The third event features guest author Angela Jackson-Brown presenting “The Power of the Spoken Word, a Black History Month Celebration,” at 6 p.m. on Tuesday, Feb. 28. It will be held in the Johnson Atrium of the Napolitan Student Center.

Jackson-Brown is an award-winning writer, poet and playwright who is a member of the graduate faculty of the Naslund-Mann Graduate School of Writing at Spalding University in Louisville, Ky., and in the fall semester of 2022, she joined the creative writing program at Indiana University in Bloomington as an associate professor. She is a graduate of Troy University, Auburn University and the Naslund-Mann Graduate School of Writing at Spalding University. She has published her short fiction, creative nonfiction, and poetry in journals like The Louisville Journal and the Appalachian Review. She is the author of Drinking from a Bitter Cup, House Repairs, When Stars Rain Down and The Light Always Breaks.

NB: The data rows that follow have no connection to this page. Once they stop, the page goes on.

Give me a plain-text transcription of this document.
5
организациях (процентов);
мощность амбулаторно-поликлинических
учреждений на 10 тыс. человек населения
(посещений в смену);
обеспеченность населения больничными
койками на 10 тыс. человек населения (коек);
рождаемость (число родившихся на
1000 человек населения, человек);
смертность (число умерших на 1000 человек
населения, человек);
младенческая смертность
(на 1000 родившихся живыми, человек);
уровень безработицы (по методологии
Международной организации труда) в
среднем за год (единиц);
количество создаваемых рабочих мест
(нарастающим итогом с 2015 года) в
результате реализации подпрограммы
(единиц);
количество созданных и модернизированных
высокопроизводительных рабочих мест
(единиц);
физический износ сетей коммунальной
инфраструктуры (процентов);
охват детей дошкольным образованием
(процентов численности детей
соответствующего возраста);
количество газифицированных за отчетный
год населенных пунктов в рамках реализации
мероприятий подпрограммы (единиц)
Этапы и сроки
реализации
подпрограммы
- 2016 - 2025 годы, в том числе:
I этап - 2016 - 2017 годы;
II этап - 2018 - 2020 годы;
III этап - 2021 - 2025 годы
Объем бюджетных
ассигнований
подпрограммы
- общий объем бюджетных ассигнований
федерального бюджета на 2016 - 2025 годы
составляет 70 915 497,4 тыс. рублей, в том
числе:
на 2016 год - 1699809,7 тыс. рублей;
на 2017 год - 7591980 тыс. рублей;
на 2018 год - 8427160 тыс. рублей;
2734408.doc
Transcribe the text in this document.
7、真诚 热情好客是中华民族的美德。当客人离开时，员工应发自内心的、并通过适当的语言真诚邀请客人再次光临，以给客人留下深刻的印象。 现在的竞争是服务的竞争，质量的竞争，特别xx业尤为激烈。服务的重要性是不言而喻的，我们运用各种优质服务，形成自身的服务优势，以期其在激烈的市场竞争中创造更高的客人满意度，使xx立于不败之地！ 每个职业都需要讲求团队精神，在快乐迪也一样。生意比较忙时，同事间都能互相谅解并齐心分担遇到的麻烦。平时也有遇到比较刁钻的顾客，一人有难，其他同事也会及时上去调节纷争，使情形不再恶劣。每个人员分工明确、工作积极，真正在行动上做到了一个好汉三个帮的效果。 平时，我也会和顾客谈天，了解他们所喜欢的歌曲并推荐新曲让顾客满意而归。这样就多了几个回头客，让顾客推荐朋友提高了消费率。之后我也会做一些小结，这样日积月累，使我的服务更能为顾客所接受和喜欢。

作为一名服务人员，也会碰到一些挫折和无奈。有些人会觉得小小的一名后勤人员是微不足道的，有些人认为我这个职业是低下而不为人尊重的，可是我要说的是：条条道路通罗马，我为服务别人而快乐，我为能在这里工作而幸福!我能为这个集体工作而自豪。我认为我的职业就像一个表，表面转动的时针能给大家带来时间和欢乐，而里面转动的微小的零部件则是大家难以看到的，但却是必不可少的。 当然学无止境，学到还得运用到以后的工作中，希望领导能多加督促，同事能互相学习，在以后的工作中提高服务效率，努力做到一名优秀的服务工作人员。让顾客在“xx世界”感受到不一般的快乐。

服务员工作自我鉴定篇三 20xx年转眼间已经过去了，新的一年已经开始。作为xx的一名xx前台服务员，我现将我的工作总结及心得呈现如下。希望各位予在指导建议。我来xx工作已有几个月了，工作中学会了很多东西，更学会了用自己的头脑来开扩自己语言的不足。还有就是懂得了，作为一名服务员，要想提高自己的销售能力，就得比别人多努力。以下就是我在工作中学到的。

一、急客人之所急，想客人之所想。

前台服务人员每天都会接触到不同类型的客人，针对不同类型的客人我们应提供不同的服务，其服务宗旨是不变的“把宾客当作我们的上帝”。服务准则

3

When Stars Rain Down is a highly acclaimed novel that received a starred review from the Library Journal and glowing reviews from Alabama Public Library, Buzzfeed, Parade Magazine, and Women’s Weekly, just to name a few. It was also named a finalist for the David J. Langum, Sr. Prize in American Historical Fiction. She will read from her work and answer audience questions.

This event is co-hosted by the Franklin College Center for Diversity and the Carlson-Stauffer Visiting Writers Series. Funding is provided by the Eugene and Marilyn Glick Indiana Authors Awards, powered by Indiana Humanities, as well as the Carlson-Stauffer Visiting Writers Series. 

Maegan Pollonais, Ph.D., director of the Center for Diversity and Inclusion, shares, “I think it is important for people to know their history, and Black history is American history. It is part of our identity, and it should be acknowledged. I think that history can be a roadmap to the future, because we are always at risk of history replaying itself.”